После этого собрания его вызвали в райком партии и пообещали, что если он не остепенится то будет привлечен к строжайшей партийной ответственности.
— Но ведь я говорил правду и только правду.
— Правда правде рознь. Нам твоя «бедняцкая правда» не нужна. Ты бывший политработник и должен понимать, что хочет услышать от нас народ.
— Но перестройка говорим о безграничной гласности и демократии, — сопротивлялся военрук.
Секретарь райкома устало потер виски и дружелюбно закончил:
— Неужели ты и в самом деле думаешь, что гласность и демократия не будет рано или поздно ограничена. Если это так, то мне тебя жаль, но на вид ты человек не глупый.
После таких слов секретаря ему стало не по себе. Он закрыл тяжелую дубовую дверь райкома партии и тяжело спустился по мраморным ступенькам на улицу. Асфальт был весь в рытвинах и колдобинах. И тогда у него родилась мысль, что он чем-то схож с этими колдобинами которые не позволяют свободно ездить тем кто решил всю свою жизнь прожить за этими массивными дубовыми дверьми. А чтобы эти колдобины не превращались в ямы их изредка реставрируют, хотя знают, что они снова появятся до новой реставрации. Эта аллегория его рассмешила. Нет я не колдобина и я не яма которая мешает движению, я просто человек, которому ничего человеческое не чуждо. И тем не менее я остаюсь при своем мнении.
Вскоре в областной газете напечатали его, урезанную наполовину статью. Редакторская колонка призывавшая всех и вся борется с бюрократами и бюрократией и словом не обмолвилась — как же наказаны виновники волокиты и бесчеловечного отношения к нуждам старых и новых ветеранов.
— Вот и пример урезанной гласности, — подумал про себя военрук. Всех удивляла его способность везде успевать, школа — мастерская, где он вот уже несколько месяцев лепил скульптуру «Мальчишки», туристический клуб и наконец дом. Лена уже махнула на него и его занятия рукой и лишь время от времени поругивала за то, что совсем от дома отбился.
И все-таки самая большая радость для него была, когда младшенькая дочурка еще не спала. В комнате крику и шума бывало больше чем в то время когда он бесился с сыновьями. Сашка к тому времени уже настоящим хозяином в доме был. И воды принесет и дров наколет и печь растопит и подзатыльников младшим надает, если те ненароком набедокурят.

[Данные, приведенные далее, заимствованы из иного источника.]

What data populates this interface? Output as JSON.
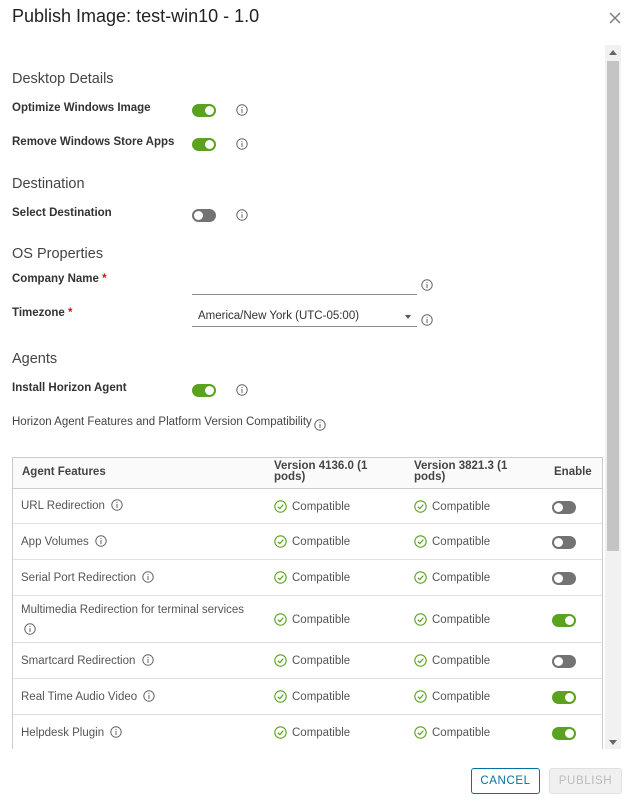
{
  "dialog": {
    "title": "Publish Image: test-win10 - 1.0",
    "cancel_label": "CANCEL",
    "publish_label": "PUBLISH"
  },
  "desktop_details": {
    "heading": "Desktop Details",
    "optimize_label": "Optimize Windows Image",
    "optimize_on": true,
    "remove_apps_label": "Remove Windows Store Apps",
    "remove_apps_on": true
  },
  "destination": {
    "heading": "Destination",
    "select_label": "Select Destination",
    "select_on": false
  },
  "os_properties": {
    "heading": "OS Properties",
    "company_label": "Company Name",
    "company_value": "",
    "timezone_label": "Timezone",
    "timezone_value": "America/New York (UTC-05:00)",
    "required_mark": "*"
  },
  "agents": {
    "heading": "Agents",
    "install_label": "Install Horizon Agent",
    "install_on": true,
    "compat_label": "Horizon Agent Features and Platform Version Compatibility"
  },
  "table": {
    "headers": {
      "feature": "Agent Features",
      "v1": "Version 4136.0 (1 pods)",
      "v2": "Version 3821.3 (1 pods)",
      "enable": "Enable"
    },
    "rows": [
      {
        "feature": "URL Redirection",
        "v1": "Compatible",
        "v2": "Compatible",
        "enabled": false
      },
      {
        "feature": "App Volumes",
        "v1": "Compatible",
        "v2": "Compatible",
        "enabled": false
      },
      {
        "feature": "Serial Port Redirection",
        "v1": "Compatible",
        "v2": "Compatible",
        "enabled": false
      },
      {
        "feature": "Multimedia Redirection for terminal services",
        "v1": "Compatible",
        "v2": "Compatible",
        "enabled": true
      },
      {
        "feature": "Smartcard Redirection",
        "v1": "Compatible",
        "v2": "Compatible",
        "enabled": false
      },
      {
        "feature": "Real Time Audio Video",
        "v1": "Compatible",
        "v2": "Compatible",
        "enabled": true
      },
      {
        "feature": "Helpdesk Plugin",
        "v1": "Compatible",
        "v2": "Compatible",
        "enabled": true
      }
    ]
  },
  "colors": {
    "toggle_on": "#5aa220",
    "toggle_off": "#737373",
    "accent": "#0072a3",
    "ok": "#5aa220"
  },
  "icons": {
    "info": "info-icon",
    "close": "close-icon",
    "compatible": "check-circle-icon"
  }
}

Однажды лазая по чердаку в поисках старого радиоприемника, из деталей которого он хотел смастерить плату для сломавшегося транзистора, Сашка увидел ящик, который был закрыт на малюсенький замок. Ему стало любопытно, что же там лежит. Поковырявшись гвоздиком он легко открыл замок и в глубине ящика вперемешку с конспектами увидел две сшитые вместе общие тетради. На белой обложке первой четким отцовским почерком было выведено «стихи». Сашка прочитал несколько стихотворений в начале тетради и с гордостью подумал об отце.